The federal health care overhaul passed by Congress in 2010 forces insurers to pay rebates starting this year if they spend more than a certain amount of their revenue on non-medical costs, such as advertising and profit.

Insurers started reporting their financial figures Thursday, so federal officers can determine how so much they owe in rebates. Refund estimates from Florida corporations may not be launched till next month, and final figures now not till June. Rebates may well be paid as tests or discounts on future expenses.

“no matter what it seems to be, it’s going to be an overly big number,” said Avram Goldstein, a spokesman for the nationwide client team well being care for the united states Now, which has tracked the Florida situation.

State insurance officials attempted last year to delay enforcement of the rule, saying it would disrupt the insurance market. But the federal Department of Health and Human Services denied the request in December in what was seen as a national test case.

As part of the request, state officials estimated that 12 Florida insurers would have to pay $107 million in rebates this year to about 706,000 customers with individual health coverage. That would work out to $152 apiece.

In that estimate, the biggest rebates would be owed by United Healthcare subsidiary Golden Rule, $37 million; Humana, $28 million; and Connecticut General, $11 million. Golden Rule spokeswoman Ellen Laden said it’s too soon to make projections for Florida.

Other estimates of the Florida rebates were decrease. Jupiter-based consumer staff Florida community well being motion data community (CHAIN) and the nationwide affiliation of insurance coverage Commissioners expected about $70 million.

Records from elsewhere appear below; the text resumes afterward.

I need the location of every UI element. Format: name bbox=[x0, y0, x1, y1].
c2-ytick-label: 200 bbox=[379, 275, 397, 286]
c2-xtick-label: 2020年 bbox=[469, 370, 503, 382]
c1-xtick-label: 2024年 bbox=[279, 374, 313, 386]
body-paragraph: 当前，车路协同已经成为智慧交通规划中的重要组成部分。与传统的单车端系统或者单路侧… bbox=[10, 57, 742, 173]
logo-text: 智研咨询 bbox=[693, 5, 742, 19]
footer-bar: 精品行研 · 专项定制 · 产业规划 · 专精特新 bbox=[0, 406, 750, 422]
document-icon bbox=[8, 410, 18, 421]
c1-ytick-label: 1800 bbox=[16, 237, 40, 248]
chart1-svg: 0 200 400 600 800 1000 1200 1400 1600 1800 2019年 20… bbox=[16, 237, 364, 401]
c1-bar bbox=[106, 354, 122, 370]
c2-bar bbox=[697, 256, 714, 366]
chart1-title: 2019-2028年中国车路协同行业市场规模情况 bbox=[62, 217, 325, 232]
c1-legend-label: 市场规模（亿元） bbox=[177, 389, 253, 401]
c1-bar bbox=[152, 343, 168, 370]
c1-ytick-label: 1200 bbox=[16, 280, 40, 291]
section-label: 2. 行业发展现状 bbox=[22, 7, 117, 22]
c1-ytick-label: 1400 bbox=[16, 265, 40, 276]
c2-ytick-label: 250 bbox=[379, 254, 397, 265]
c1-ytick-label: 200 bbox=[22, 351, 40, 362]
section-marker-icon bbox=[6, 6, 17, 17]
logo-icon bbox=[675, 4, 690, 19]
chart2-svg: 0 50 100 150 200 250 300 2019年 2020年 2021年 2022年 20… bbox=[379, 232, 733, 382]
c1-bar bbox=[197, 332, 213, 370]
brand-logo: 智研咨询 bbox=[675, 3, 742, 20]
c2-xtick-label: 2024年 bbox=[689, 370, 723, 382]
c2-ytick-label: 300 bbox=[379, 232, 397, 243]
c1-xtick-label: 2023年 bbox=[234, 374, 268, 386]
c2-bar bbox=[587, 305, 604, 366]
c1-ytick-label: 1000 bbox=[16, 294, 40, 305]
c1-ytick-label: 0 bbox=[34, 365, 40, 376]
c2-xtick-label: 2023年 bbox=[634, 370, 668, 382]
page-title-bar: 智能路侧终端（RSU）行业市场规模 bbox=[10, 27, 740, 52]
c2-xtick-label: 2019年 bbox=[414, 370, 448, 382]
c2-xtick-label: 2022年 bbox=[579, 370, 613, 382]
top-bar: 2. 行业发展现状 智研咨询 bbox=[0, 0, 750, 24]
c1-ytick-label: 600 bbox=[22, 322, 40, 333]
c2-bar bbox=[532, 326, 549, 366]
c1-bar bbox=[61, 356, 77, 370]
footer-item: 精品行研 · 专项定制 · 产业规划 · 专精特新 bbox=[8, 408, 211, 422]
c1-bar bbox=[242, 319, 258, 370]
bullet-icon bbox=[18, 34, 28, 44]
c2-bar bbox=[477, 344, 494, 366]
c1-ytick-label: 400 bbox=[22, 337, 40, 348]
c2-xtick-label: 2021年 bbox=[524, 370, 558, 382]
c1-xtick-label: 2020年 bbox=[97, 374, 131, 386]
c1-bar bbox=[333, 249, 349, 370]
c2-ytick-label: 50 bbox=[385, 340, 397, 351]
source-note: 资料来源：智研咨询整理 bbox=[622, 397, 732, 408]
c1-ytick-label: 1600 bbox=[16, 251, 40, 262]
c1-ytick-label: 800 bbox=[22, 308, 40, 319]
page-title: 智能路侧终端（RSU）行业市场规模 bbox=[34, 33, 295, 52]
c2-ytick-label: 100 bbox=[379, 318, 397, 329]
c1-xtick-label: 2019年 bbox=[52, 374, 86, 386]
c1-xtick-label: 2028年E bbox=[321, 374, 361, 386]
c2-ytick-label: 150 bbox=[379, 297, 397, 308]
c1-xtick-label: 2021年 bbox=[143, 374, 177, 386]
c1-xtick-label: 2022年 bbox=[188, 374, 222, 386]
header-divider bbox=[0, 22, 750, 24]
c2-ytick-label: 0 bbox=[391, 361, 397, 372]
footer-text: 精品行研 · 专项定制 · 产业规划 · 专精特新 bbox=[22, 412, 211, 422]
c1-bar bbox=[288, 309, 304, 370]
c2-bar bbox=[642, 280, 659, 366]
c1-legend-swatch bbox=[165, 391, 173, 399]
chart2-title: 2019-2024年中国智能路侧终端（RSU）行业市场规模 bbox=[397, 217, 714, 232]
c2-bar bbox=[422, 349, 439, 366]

none of the Florida estimates up to now count rebates for other folks lined by way of large or small team policies, corresponding to those equipped by way of employers. The NAIC has pegged the entire rebates national at $1.five billion or extra.

But experts stated they expect very little rebates to be owed to shoppers of larger crew plans as a result of those have a tendency to be extra competitive and less prone to exceed the spending cutoff. large employers that self-insure aren’t covered through the regulation.

The health care overhaul required firms to pay rebates this yr for particular person insurance policies if they spent more than 20 % of premium earnings on prices rather than therapies, physician bills and other medical costs. The cutoff for higher workforce insurance policies is 15 %.

Insurers and Republican officials have opposed the law, saying it’s arbitrary and would dry up profits for insurance companies, which often have profit margins of a few percentage points.

Restricting spending on non-scientific pieces does now not convey down health care prices, stated Robert Zirkelbach, a spokesman for the us’s health insurance Plans.

“It does now nothing to deal with the actual drivers of top class increases for consumers,” Zirkelbach stated, equivalent to emerging prices for brand new generation, treatments, docs, hospitals and different providers.

but consumer advocates hail the law as reining in excess non-medical spending by way of insurers.

“Finally consumers are getting more value for their dollar and getting what they paid for,” said Laura Goodhue, executive director of CHAIN.